Eurico José Marques dos Reis
Ana Maria Fernandes Grácio
Paulo Jorge Rijo Ferreira - vencido conforme declaração que segue

Voto de vencido
Voto vencido porquanto entendo, ao contrário da posição que fez vencimento, que qualquer pessoa, mesmo sendo casada, pode viver em união de facto.
Com efeito ‘união de facto’ é um conceito sociológico, de mera factualidade, em que a ordem jurídica não entra na sua definição, mas apenas nas suas consequências.
Com a alteração da Lei 7/2001 pela Lei 23/2010, não houve, ao contrário da posição que fez vencimento, qualquer intencionalidade do legislador de introduzir uma definição jurídica de ‘união de facto’, mas apenas de estabelecer quais as circunstâncias que relevam para que dela resulte a atribuição dos direitos e benefícios a que se reporta essa lei (nos quais não está incluído, note-se o direito a alimentos).
A referência ao prazo de 2 anos agora constante do nº 2 do artº 1º da Lei 7/2001, não pode ser desconexionada do seu nº 1; aquela circunstância temporal releva não enquanto constitutiva da ‘união de facto’ mas apenas enquanto circunstância habilitante à protecção estabelecida naquela lei.

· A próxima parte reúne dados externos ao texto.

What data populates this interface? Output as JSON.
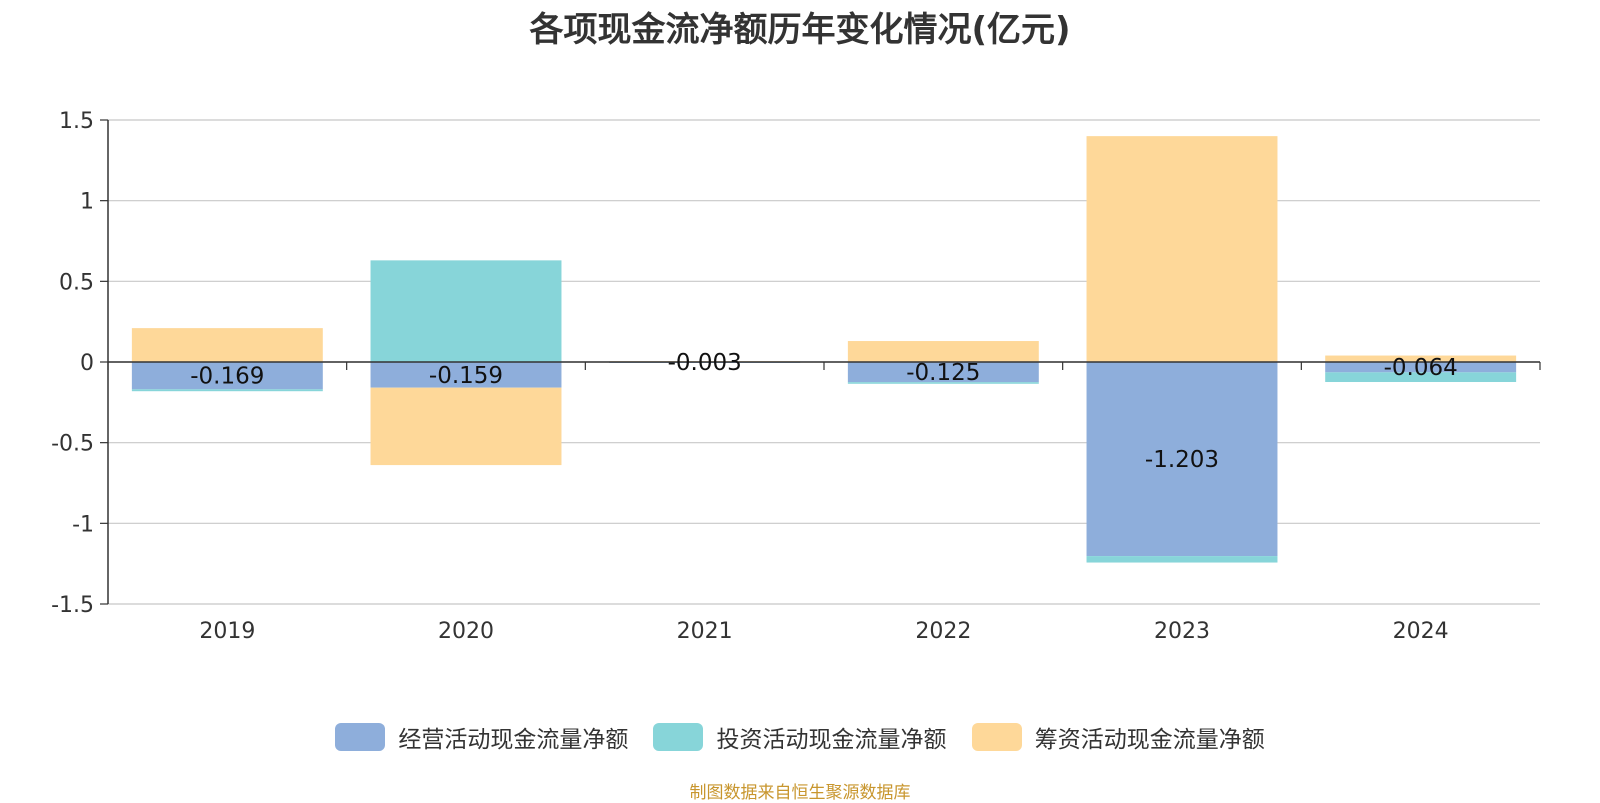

E por isso mesmo o seu artigo 2º não diz que não há ‘união de facto’ quando se verificam algumas das situações aí previstas, mas sim que tais circunstâncias impedem a atribuição dos direitos e benefícios previstos nessa lei para as uniões de facto que perdurem por mais de dois anos.
Que o prazo de dois anos não é constitutivo da união de facto resulta expresso dos termos desse mesmo artº 2, onde se usam as expressões ‘reconhecimento’ e ‘início’, no sentido de que se inicia uma união de facto quando se toma uma vivência factual sociologicamente tida por análoga à dos cônjuges mas que esta união só é reconhecida para a atribuição dos efeitos jurídicos previstos nessa lei se perdurar por mais de dois anos.
A situação de alimentos tem regulação autónoma da Lei 7/2001; em particular o direito a alimentos não existe na ‘união de facto’ porque excluído do elenco do artº 2009, excepto na situação do artº 2020 (donde foi retirada a exigência de manutenção da ‘união de facto’ por mais de dois anos e a sua subsidiariedade); e no caso de um dos membros da ‘união de facto’ ser casado o direito a ser alimentado pelo cônjuge cessa com o início de união de facto, e não com o decurso do prazo de mais de dois anos para o seu reconhecimento para efeito de atribuição da protecção dispensada pela Lei 7/2001.
Teria, pois, confirmado a decisão recorrida.